Una delle influenze più antiche e fondamentali proviene dalla filosofia greca classica, in particolare dal metodo utilizzato da un celebre pensatore ateniese per guidare i suoi discepoli.
Questo approccio ha gettato le basi importanti per la metodologia conversazionale e riflessiva che caratterizza il coaching moderno.
L'arte di porre domande per imparare
Il nucleo del metodo socratico risiede nell'idea che il vero apprendimento non deriva dal ricevere risposte dirette, ma da un processo guidato di indagine.
Questo filosofo aiutava i suoi discepoli ad apprendere principalmente ponendo loro domande formulate con cura.
Invece di impartire la conoscenza in modo dogmatico, permetteva loro, attraverso una serie di domande, di trovare da soli le risposte dentro di sé.
Si partiva dal presupposto che l'individuo possedesse già, in qualche modo latente, la conoscenza o la verità, e il ruolo del maestro era quello di facilitarne la scoperta attraverso il dialogo riflessivo.

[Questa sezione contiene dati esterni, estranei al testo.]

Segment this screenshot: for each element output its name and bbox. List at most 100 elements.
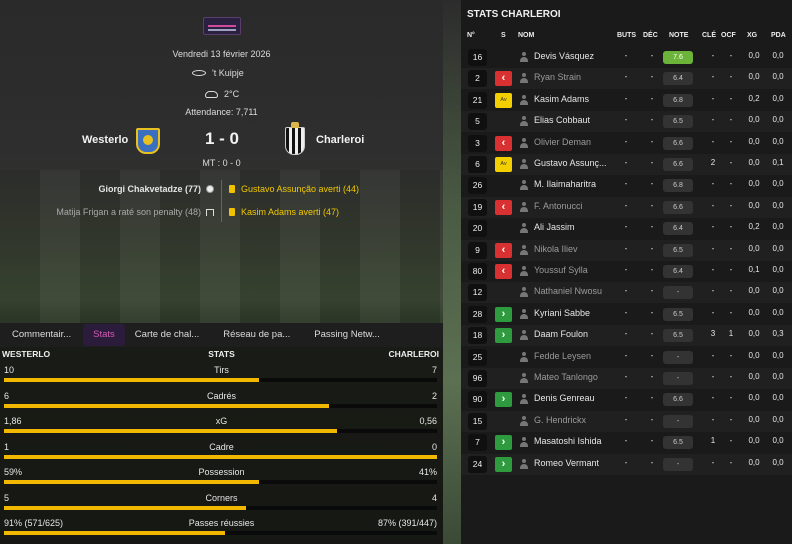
header-pda[interactable]: PDA (771, 32, 786, 39)
header-decisive[interactable]: DÉC (643, 32, 658, 39)
half-time-score: MT : 0 - 0 (202, 158, 241, 168)
player-row[interactable]: 20 Ali Jassim - - - - 0,2 0,0 6.4 (461, 218, 792, 239)
substituted-on-icon: › (495, 456, 512, 472)
goals-cell: - (624, 372, 628, 381)
substituted-off-icon: ‹ (495, 135, 512, 151)
player-row[interactable]: 21 Av Kasim Adams - - - - 0,2 0,0 6.8 (461, 90, 792, 111)
player-name[interactable]: Denis Genreau (534, 393, 595, 403)
player-name[interactable]: Olivier Deman (534, 137, 591, 147)
header-rating[interactable]: NOTE (669, 32, 688, 39)
player-name[interactable]: Mateo Tanlongo (534, 372, 598, 382)
stat-name: Passes réussies (188, 518, 255, 528)
rating-badge: 6.4 (663, 222, 693, 236)
player-avatar-icon (520, 458, 528, 469)
player-avatar-icon (520, 394, 528, 405)
player-name[interactable]: Fedde Leysen (534, 351, 591, 361)
tab-stats[interactable]: Stats (83, 324, 125, 346)
key-passes-cell: - (711, 222, 715, 232)
stat-name: Possession (198, 467, 245, 477)
player-name[interactable]: G. Hendrickx (534, 415, 586, 425)
goals-cell: - (624, 393, 628, 403)
stats-away-label: CHARLEROI (388, 349, 439, 359)
score: 1 - 0 (204, 129, 240, 148)
player-avatar-icon (520, 308, 528, 319)
player-name[interactable]: F. Antonucci (534, 201, 583, 211)
player-row[interactable]: 80 ‹ Youssuf Sylla - - - - 0,1 0,0 6.4 (461, 261, 792, 282)
goals-cell: - (624, 286, 628, 296)
charleroi-crest-icon[interactable] (285, 122, 305, 155)
away-event-booking-2: Kasim Adams averti (47) (241, 207, 340, 217)
venue-row: 't Kuipje (192, 68, 244, 78)
player-name[interactable]: Nikola Iliev (534, 244, 578, 254)
player-row[interactable]: 2 ‹ Ryan Strain - - - - 0,0 0,0 6.4 (461, 68, 792, 90)
player-row[interactable]: 6 Av Gustavo Assunç... - - 2 - 0,0 0,1 6.6 (461, 154, 792, 175)
decisive-cell: - (650, 179, 654, 189)
player-name[interactable]: Romeo Vermant (534, 458, 599, 468)
pda-cell: 0,0 (772, 414, 784, 424)
player-name[interactable]: Nathaniel Nwosu (534, 286, 602, 296)
player-name[interactable]: Ali Jassim (534, 222, 575, 232)
xg-cell: 0,0 (748, 158, 760, 167)
xg-cell: 0,0 (748, 457, 760, 467)
yellow-card-icon: Av (495, 92, 512, 108)
decisive-cell: - (650, 414, 654, 424)
player-name[interactable]: Daam Foulon (534, 329, 588, 339)
player-name[interactable]: Kasim Adams (534, 94, 589, 104)
header-chances[interactable]: OCF (721, 32, 736, 39)
home-team-name[interactable]: Westerlo (82, 134, 128, 146)
player-row[interactable]: 9 ‹ Nikola Iliev - - - - 0,0 0,0 6.5 (461, 239, 792, 261)
header-key-passes[interactable]: CLÉ (702, 32, 716, 39)
player-name[interactable]: Youssuf Sylla (534, 265, 588, 275)
goals-cell: - (624, 200, 628, 210)
westerlo-crest-icon[interactable] (136, 128, 160, 154)
player-row[interactable]: 12 Nathaniel Nwosu - - - -0,0 0,0- (461, 282, 792, 304)
player-row[interactable]: 5 Elias Cobbaut - - - - 0,0 0,0 6.5 (461, 111, 792, 133)
key-passes-cell: - (711, 179, 715, 189)
player-row[interactable]: 7 › Masatoshi Ishida - - 1 - 0,0 0,0 6.5 (461, 432, 792, 453)
shirt-number: 6 (468, 156, 487, 173)
player-row[interactable]: 16 Devis Vásquez - - - - 0,0 0,0 7.6 (461, 47, 792, 68)
player-row[interactable]: 28 › Kyriani Sabbe - - - - 0,0 0,0 6.5 (461, 304, 792, 325)
player-row[interactable]: 15 G. Hendrickx - - - -0,0 0,0- (461, 410, 792, 432)
player-avatar-icon (520, 94, 528, 105)
player-row[interactable]: 18 › Daam Foulon - - 3 1 0,0 0,3 6.5 (461, 325, 792, 347)
header-name[interactable]: NOM (518, 32, 534, 39)
stat-row: 6 Cadrés 2 (0, 389, 443, 414)
player-row[interactable]: 24 › Romeo Vermant - - - -0,0 0,0- (461, 453, 792, 475)
tab-heatmap[interactable]: Carte de chal... (129, 324, 205, 346)
rating-badge: 6.4 (663, 72, 693, 86)
substituted-on-icon: › (495, 306, 512, 322)
header-number[interactable]: N° (467, 32, 475, 39)
player-name[interactable]: Gustavo Assunç... (534, 158, 607, 168)
tab-commentary[interactable]: Commentair... (6, 324, 77, 346)
stat-bar (4, 403, 437, 408)
decisive-cell: - (650, 72, 654, 82)
away-team-name[interactable]: Charleroi (316, 134, 364, 146)
player-name[interactable]: Ryan Strain (534, 72, 581, 82)
decisive-cell: - (650, 93, 654, 103)
stat-name: Tirs (214, 365, 229, 375)
player-name[interactable]: Devis Vásquez (534, 51, 594, 61)
tab-pass-network[interactable]: Réseau de pa... (217, 324, 296, 346)
player-row[interactable]: 96 Mateo Tanlongo - - - -0,0 0,0- (461, 368, 792, 389)
player-name[interactable]: Masatoshi Ishida (534, 436, 602, 446)
key-passes-cell: - (711, 457, 715, 467)
header-status[interactable]: S (501, 32, 506, 39)
player-name[interactable]: Kyriani Sabbe (534, 308, 590, 318)
player-row[interactable]: 19 ‹ F. Antonucci - - - - 0,0 0,0 6.6 (461, 196, 792, 218)
player-row[interactable]: 26 M. Ilaimaharitra - - - - 0,0 0,0 6.8 (461, 175, 792, 196)
player-row[interactable]: 3 ‹ Olivier Deman - - - - 0,0 0,0 6.6 (461, 133, 792, 154)
stat-bar-fill (4, 505, 247, 510)
player-row[interactable]: 90 › Denis Genreau - - - - 0,0 0,0 6.6 (461, 389, 792, 410)
player-avatar-icon (520, 116, 528, 127)
header-xg[interactable]: XG (747, 32, 757, 39)
header-goals[interactable]: BUTS (617, 32, 636, 39)
pda-cell: 0,0 (772, 179, 784, 189)
xg-cell: 0,0 (748, 243, 760, 253)
stat-away-value: 0 (431, 441, 437, 452)
player-name[interactable]: M. Ilaimaharitra (534, 179, 596, 189)
tab-passing-network-en[interactable]: Passing Netw... (308, 324, 385, 346)
player-row[interactable]: 25 Fedde Leysen - - - -0,0 0,0- (461, 347, 792, 368)
player-name[interactable]: Elias Cobbaut (534, 115, 590, 125)
xg-cell: 0,0 (748, 329, 760, 339)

Credeva che l'essere umano imparasse dalle risposte che lui stesso generava.
La maieutica: dare alla luce le proprie idee
Questa tecnica specifica di facilitare la scoperta attraverso le domande è nota come maieutica, un termine che letteralmente significa "l'arte di assistere al parto".
La metafora è potente: il filosofo non introduce nuove idee, ma aiuta l'interlocutore a "dare alla luce" le idee e le comprensioni che già risiedono al suo interno.
Questo processo era concettualmente suddiviso in due fasi: l'ironia, che consisteva nel portare il discepolo a riconoscere la propria ignoranza o la necessità di esaminare le proprie convinzioni (la necessità di cambiare), e la maieutica propriamente detta, che era la tecnica di porre domande per facilitare il cambiamento della persona e l'individuazione delle proprie verità.
La maieutica nella pratica del coaching attuale
L'influenza della maieutica nel coaching contemporaneo è particolarmente notevole.
Il coach, analogamente al filosofo antico, guida il coachee principalmente attraverso domande.
Queste domande non cercano risposte specifiche che il coach già conosce, ma sono progettate per aiutare il coachee a formulare le proprie domande chiave e a trovare le proprie risposte.
Attraverso questo dialogo maieutico, si facilita un processo in cui il cliente può conoscere meglio se stesso, comprendere più chiaramente i propri desideri e le proprie aspirazioni ("cosa vogliamo essere nella vita") e chiarire i propri blocchi o contraddizioni.
Questa profonda conoscenza di sé è considerata un passo fondamentale prima di acquisire le competenze o progettare le azioni necessarie per raggiungere gli obiettivi desiderati.
Sommario
Il coaching si nutre di diverse correnti filosofiche, la più antica e fondamentale delle quali è il metodo socratico. Questo si basa sull'idea che il vero apprendimento deriva da un processo guidato di indagine.
Socrate aiutava i suoi discepoli a trovare le risposte dentro di sé attraverso domande accuratamente formulate, senza impartire direttamente la conoscenza.
La tecnica si chiama maieutica ("arte di assistere al parto"), che aiuta l'interlocutore a "dare alla luce" le proprie idee. Ciò influenza il coaching attuale, che utilizza domande per la conoscenza di sé.